When will people learn to stop writing awful messages on receipts? It never works out well.
An 18-year-old waitress named Sadie Karina Elledge from Harrisonburg, Virginia, who’d just gotten done serving a couple lunch, took a look at the receipt and saw the words “We only tip citizens.”
"It doesn't matter whether I'm Hispanic or American or whatever you want to call it," she said told WHSV. "I'm still a person and you should still treat me with respect."
“Ada M. Doriot” is the name he believes was written at the bottom of the receipt.
Elledge, who said he is particularly sensitive to the way his granddaughter was treated, told The Washington Post that during the 1980s in Honduras "he taught English to children in a bilingual school, started a youth program and met Iris, the Honduran woman who would become his wife."

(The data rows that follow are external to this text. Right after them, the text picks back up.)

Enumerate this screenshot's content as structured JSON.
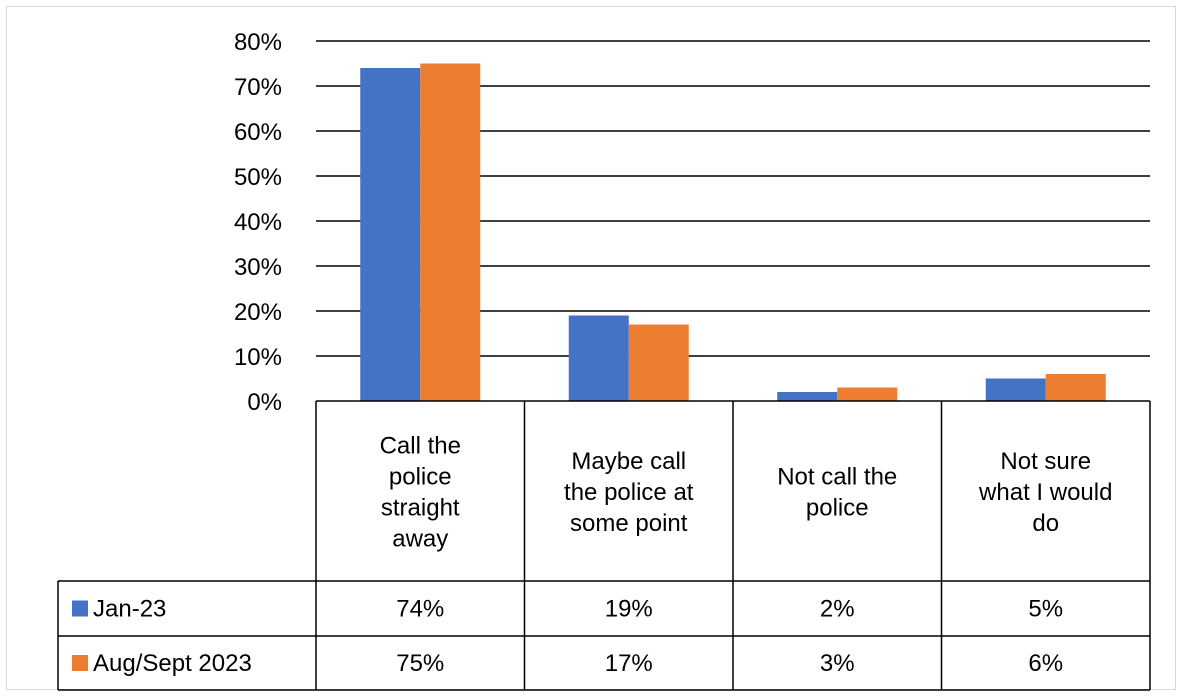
{
  "chart_data": {
    "type": "bar",
    "categories": [
      [
        "Call the",
        "police",
        "straight",
        "away"
      ],
      [
        "Maybe call",
        "the police at",
        "some point"
      ],
      [
        "Not call the",
        "police"
      ],
      [
        "Not sure",
        "what I would",
        "do"
      ]
    ],
    "series": [
      {
        "name": "Jan-23",
        "color": "#4472c4",
        "values": [
          74,
          19,
          2,
          5
        ],
        "labels": [
          "74%",
          "19%",
          "2%",
          "5%"
        ]
      },
      {
        "name": "Aug/Sept 2023",
        "color": "#ed7d31",
        "values": [
          75,
          17,
          3,
          6
        ],
        "labels": [
          "75%",
          "17%",
          "3%",
          "6%"
        ]
      }
    ],
    "ylim": [
      0,
      80
    ],
    "yticks": [
      "0%",
      "10%",
      "20%",
      "30%",
      "40%",
      "50%",
      "60%",
      "70%",
      "80%"
    ],
    "grid": true,
    "legend": "data-table"
  }
}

“I’ve gotten six wonderful grandkids,” he said. “Sadie’s the third oldest. Her dad’s Honduran — my son — and her mother is Mexican. We’re a totally bicultural family. A pretty typical bicultural family.”
Apparently, after he posted the receipt on Facebook and the story picked up steam, Elledge said he encountered the couple at the restaurant. They were angry that this was making the rounds on social media.
Tom Marchese, the manager at Jess’ Lunch, said that the man “was yelling and screaming about the four digits (of the credit card).”
“I said ‘It’s not even your card. Are you really concerned about that or are you more concerned about what was put on social media?’ He said ‘well, both,'” Marchese said. “I told him why is he even yelling at me, he should go to the person that did it.”
Elledge walked into the restaurant soon after, having heard that the couple were there.
“We didn’t talk much. She was mad that I posted it... The guy, he was being really belligerent,” Elledge told the Post about the encounter. “She was asking me why I posted it. I said obviously, it was an insult (above) your signature against my granddaughter, darn right I’m going to post it. And no apologies.”